Lindbergh reduz tom sobre denúncia contra vice de Flávio Bolsonaro e busca diálogo com PL

O deputado federal Lindbergh Farias (PT-RJ) procurou integrantes do PL para tratar da denúncia apresentada contra Alfredo Gaspar (PL-AL), anunciado como candidato a vice-presidente na chapa de Flávio Bolsonaro (PL). O parlamentar afirmou que não pretende transformar o caso em uma disputa política e defendeu que a apuração siga pelas instituições responsáveis.
A conversa ocorreu nesta quarta-feira (5) com o deputado Sóstenes Cavalcante (PL-RJ), líder do partido na Câmara. Segundo Lindbergh, o objetivo foi esclarecer que sua atuação ocorreu após o recebimento de uma denúncia e que, a partir de agora, a investigação deve ficar sob responsabilidade da Polícia Federal e do Supremo Tribunal Federal (STF).
“Eu disse ao Sóstenes que o que fiz foi motivado por uma denúncia e que agora cabe à Polícia Federal e ao STF. Eu já falei o que tinha que falar sobre isso”, afirmou o deputado.
Lindbergh também declarou que não pretende fazer novos ataques públicos contra Alfredo Gaspar e que preparava uma manifestação oficial sobre o episódio.
“Não vou ficar fazendo carga em cima disso. Não vou ficar em cima dele. Mas o fato é que cabe ao sistema judicial apurar”, disse.
Segundo Sóstenes Cavalcante, a conversa ocorreu após o anúncio de Alfredo Gaspar como vice da chapa presidencial do PL. O deputado afirmou que Lindbergh demonstrou preocupação em evitar que o caso fosse utilizado como instrumento de disputa eleitoral e teria buscado uma solução para reduzir o conflito público.
De acordo com o parlamentar do PL, Lindbergh relatou que recebeu inicialmente informações sobre a acusação por meio de uma jornalista e encaminhou o caso às autoridades competentes. Sóstenes afirmou ainda que uma nota chegou a ser preparada pelo deputado petista, mas não foi divulgada naquele momento.
Lindbergh negou que esteja preparando uma retratação e afirmou que sua iniciativa teve como base uma denúncia recebida. “Não se trata de me retratar. Recebi uma denúncia e encaminhei.

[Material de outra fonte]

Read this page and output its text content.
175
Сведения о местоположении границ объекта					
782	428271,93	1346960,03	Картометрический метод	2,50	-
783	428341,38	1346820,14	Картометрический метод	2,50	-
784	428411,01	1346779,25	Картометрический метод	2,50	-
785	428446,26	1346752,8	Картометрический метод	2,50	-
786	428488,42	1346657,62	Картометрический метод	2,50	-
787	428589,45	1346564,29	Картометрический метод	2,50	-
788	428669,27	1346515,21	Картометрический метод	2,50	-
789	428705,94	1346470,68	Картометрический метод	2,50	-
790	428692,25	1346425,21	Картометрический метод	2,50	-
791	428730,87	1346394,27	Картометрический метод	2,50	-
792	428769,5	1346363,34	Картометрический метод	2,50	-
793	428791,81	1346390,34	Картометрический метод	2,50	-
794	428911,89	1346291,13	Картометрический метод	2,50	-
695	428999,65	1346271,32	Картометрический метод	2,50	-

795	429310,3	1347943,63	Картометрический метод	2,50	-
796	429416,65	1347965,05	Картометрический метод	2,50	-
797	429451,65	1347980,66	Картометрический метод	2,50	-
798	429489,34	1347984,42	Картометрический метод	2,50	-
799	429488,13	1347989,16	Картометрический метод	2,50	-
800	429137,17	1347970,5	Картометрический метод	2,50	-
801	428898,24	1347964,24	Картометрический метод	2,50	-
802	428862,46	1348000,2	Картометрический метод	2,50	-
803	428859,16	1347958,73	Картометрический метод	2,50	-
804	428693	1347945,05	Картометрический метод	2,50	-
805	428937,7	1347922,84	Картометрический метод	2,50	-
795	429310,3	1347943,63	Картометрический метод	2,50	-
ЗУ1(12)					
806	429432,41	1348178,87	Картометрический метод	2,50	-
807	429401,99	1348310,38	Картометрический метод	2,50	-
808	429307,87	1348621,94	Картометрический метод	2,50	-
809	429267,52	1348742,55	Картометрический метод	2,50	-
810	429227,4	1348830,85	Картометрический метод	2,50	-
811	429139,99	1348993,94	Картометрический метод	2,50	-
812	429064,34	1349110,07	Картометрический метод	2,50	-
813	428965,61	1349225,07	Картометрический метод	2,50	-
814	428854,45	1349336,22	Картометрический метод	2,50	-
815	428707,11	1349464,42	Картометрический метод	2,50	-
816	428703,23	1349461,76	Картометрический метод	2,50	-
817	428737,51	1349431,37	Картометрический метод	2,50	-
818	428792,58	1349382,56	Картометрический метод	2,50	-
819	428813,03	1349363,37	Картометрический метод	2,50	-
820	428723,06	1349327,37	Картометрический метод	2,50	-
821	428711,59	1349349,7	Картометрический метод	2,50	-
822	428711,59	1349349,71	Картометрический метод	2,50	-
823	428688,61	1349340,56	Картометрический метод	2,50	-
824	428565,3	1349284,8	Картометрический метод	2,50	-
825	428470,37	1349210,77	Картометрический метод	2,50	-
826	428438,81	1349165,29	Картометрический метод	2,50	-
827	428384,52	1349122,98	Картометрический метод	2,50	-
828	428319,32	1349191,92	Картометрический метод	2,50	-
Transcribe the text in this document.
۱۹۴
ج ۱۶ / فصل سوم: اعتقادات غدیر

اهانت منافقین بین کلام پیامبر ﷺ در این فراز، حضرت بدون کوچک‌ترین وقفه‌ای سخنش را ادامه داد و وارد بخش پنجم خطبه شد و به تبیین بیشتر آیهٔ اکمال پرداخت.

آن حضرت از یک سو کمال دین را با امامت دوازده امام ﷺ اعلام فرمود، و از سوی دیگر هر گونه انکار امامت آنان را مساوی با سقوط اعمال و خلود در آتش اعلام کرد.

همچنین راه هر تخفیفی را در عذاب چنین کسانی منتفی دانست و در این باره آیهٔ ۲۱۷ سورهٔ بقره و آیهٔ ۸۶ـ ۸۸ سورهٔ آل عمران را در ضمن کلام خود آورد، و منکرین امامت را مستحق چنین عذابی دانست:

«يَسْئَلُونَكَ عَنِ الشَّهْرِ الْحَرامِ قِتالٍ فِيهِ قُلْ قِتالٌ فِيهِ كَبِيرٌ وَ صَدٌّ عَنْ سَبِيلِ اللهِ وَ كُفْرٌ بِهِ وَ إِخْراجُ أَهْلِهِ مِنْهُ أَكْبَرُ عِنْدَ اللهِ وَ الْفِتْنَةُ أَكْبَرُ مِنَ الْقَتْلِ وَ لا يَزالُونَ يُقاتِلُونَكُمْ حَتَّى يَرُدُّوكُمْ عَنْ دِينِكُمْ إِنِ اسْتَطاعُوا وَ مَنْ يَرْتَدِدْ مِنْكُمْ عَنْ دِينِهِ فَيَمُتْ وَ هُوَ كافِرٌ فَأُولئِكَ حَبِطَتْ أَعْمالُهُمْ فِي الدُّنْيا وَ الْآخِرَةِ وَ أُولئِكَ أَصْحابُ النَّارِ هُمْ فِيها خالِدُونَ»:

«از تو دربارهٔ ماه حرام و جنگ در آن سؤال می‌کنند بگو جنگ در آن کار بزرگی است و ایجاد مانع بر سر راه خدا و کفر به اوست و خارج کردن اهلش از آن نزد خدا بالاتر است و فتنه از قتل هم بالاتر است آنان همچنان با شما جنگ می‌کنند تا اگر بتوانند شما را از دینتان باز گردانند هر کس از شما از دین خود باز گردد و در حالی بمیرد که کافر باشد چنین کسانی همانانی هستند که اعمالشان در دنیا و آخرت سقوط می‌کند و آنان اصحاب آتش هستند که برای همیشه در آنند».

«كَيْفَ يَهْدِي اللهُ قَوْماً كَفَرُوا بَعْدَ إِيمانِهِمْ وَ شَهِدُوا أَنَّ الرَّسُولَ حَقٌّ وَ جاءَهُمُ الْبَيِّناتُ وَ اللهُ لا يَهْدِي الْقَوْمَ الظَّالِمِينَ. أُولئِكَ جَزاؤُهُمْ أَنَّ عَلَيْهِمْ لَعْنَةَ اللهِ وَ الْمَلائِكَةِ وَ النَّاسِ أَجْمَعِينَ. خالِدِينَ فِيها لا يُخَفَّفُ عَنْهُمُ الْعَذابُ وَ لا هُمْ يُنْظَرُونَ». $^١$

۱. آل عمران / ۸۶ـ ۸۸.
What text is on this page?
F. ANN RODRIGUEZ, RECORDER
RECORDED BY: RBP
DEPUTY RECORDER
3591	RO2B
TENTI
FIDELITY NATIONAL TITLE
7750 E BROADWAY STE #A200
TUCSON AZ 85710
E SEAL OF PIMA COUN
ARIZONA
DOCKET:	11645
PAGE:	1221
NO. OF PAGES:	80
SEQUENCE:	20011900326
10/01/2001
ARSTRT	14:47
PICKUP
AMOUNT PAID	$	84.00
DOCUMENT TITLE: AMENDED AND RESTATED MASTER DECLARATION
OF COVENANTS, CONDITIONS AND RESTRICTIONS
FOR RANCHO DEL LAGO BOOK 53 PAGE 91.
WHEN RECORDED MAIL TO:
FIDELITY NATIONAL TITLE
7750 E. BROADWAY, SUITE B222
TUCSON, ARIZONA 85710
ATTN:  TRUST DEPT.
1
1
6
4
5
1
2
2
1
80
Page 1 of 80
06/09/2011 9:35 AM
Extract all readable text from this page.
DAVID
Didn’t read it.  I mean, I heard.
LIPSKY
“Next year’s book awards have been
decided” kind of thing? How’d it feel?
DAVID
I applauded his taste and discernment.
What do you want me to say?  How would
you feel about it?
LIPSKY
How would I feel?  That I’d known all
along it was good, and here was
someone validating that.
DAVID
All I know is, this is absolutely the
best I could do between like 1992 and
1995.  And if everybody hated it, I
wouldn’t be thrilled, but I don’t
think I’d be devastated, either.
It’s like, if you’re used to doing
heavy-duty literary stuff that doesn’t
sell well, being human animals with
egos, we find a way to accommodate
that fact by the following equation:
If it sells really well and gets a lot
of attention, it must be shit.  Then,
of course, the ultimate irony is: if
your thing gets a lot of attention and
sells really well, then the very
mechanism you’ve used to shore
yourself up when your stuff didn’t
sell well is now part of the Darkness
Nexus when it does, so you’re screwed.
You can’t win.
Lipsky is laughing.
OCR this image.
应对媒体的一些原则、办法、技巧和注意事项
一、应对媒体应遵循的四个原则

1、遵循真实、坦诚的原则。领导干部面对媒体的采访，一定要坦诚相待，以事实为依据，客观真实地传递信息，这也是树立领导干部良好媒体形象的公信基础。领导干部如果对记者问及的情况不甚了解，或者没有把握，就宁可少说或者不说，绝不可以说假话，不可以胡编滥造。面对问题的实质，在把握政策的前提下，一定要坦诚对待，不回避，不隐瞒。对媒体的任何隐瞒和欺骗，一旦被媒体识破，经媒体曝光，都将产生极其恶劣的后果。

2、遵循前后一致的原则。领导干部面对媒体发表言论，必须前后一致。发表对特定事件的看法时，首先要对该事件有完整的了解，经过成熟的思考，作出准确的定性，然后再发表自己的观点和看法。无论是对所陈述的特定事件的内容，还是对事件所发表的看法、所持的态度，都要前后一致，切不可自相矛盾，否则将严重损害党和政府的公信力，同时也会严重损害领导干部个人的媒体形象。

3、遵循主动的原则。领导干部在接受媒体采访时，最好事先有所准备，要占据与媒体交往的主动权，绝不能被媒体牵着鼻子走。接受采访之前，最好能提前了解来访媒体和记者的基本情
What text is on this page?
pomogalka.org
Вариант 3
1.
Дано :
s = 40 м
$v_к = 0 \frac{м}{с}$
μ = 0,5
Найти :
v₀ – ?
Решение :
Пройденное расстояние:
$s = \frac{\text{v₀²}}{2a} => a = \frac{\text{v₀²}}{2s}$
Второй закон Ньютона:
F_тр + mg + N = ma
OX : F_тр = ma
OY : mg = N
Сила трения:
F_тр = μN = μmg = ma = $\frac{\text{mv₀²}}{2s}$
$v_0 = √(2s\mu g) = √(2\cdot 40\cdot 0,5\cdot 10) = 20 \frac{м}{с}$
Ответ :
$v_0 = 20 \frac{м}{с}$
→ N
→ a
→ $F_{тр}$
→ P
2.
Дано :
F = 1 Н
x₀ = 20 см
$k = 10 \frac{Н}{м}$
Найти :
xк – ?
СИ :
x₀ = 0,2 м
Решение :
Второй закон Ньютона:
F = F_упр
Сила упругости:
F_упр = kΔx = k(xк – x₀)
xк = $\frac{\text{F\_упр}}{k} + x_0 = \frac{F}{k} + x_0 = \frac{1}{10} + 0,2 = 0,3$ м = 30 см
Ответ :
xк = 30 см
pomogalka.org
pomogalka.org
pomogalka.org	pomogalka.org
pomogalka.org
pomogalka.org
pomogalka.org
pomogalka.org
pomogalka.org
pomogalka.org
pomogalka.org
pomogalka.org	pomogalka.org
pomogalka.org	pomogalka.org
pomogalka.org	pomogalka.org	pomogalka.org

É minha obrigação fazer isso”, declarou.
O caso envolvendo Alfredo Gaspar começou após uma representação apresentada por Lindbergh Farias e pela senadora Soraya Thronicke (Podemos-MS) ao Supremo Tribunal Federal. A denúncia foi formalizada em março, depois de um confronto entre os parlamentares durante a Comissão Parlamentar Mista de Inquérito (CPMI) que investigou fraudes envolvendo descontos em benefícios do Instituto Nacional do Seguro Social (INSS).
A investigação está sob análise do STF e aguarda manifestação da Procuradoria-Geral da República (PGR). Até o momento, não houve conclusão sobre as acusações apresentadas.
Alfredo Gaspar nega as acusações e afirma que é alvo de perseguição política em razão de sua atuação na CPMI do INSS. A defesa do deputado informou que ele adotou medidas judiciais contra os responsáveis pela denúncia e se colocou à disposição das autoridades para esclarecimentos.
Entre as medidas apresentadas pela defesa estão ações relacionadas a acusações de calúnia e denunciação caluniosa, além de um pedido para realização de exame genético como forma de contestar as suspeitas apresentadas.